Another example is a 10-year-old girl who’s autistic and struggles socially. She is so sweet but fitting in doesn’t comes naturally, despite wanting to. These social skills take some practice for her. However, her ability to identify and verbalize her own feelings is outstanding. She has better intrapersonal skills than most adults as she knows what she likes and doesn’t like, and how she feels. That is an area of intelligence that can be taught and fostered but it doesn’t come easily for many. Think of how many adult friends you have who are depressed and working a job they don’t like. Many adults are still trying to figure out what they want and like, and this young lady already has some of that awareness. That’s intelligent!
Just like my daughter shines in having empathy and recognizing the feelings of others. She’s never been as school ‘smart’ as Brody , but she does well in school because of her work ethic. Math does NOT come naturally to her! But, her intrapersonal skills are impressive. She gets along easily with others and recognizes when someone is sad or left out. She just gets how personal actions impact the feelings of others, and she is kind. This is an area of strength that she’s both gifted in and we foster. Isn’t this skill set as important if not more than math and reading!? Look at our world, with all the hate and dysfunction. We need to value teaching empathy and intrapersonal skills. Research shows empathy and mindfulness can be taught and doesn’t come naturally for all.

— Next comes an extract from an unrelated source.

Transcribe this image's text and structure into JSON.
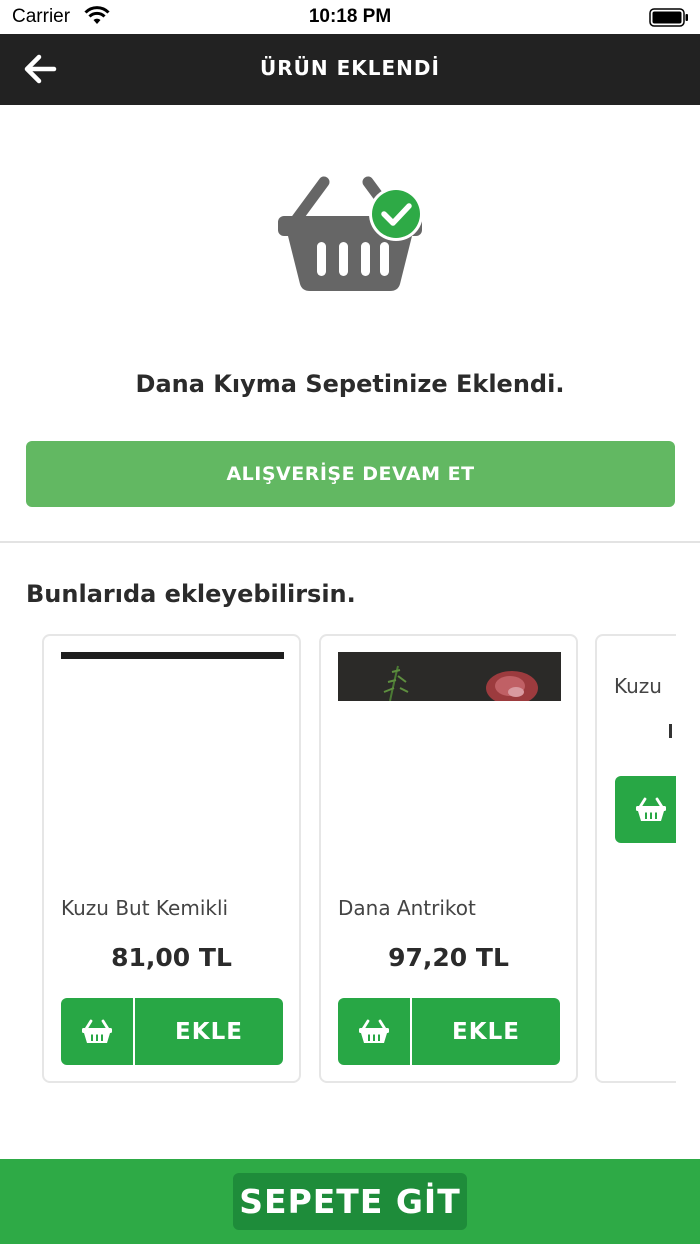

It’s important to recognize and praise our children for their strengths. Our son, Brody, is smart, school smart, and he’s tried to point out to his little sister than he’s smarter than her. This is where , as a parent, I point out than Anna is also very responsible. She takes care of herself and others very conscientiously. That’s also super smart! That will allow her to live on her own successfully one day and not depend on others.
They are both smart but in different ways. Brody is that traditional ‘smart’ and I am proud of his good grades. In fact, I admire his ability to memorize things so easily! But, I will also celebrate the ways that aren’t always graded in kids too because these intelligences are just as important! Kids don’t always get a trophy or grade in all the many ways they can be smart but we can recognize and celebrate them anyway.
Parents are the biggest influence on their children. We can humble our children by reminding them to continue growing and learning in areas that don’t come naturally, and also continue pursuing areas that make them great and above average. We all have those areas of strengths and weaknesses. Just because school or society doesn’t respect all these areas equally, we can explain why all these skills can lead to a well-balanced, rewarding, and successful life.
We need to remind children to feel grateful for those areas that don’t take a lot of work, while also encouraging them to not stop trying to grow in those areas that are challenging or just not as fun to them. That’s what I want and expect out of myself too. We are never too old or young to keep growing and changing!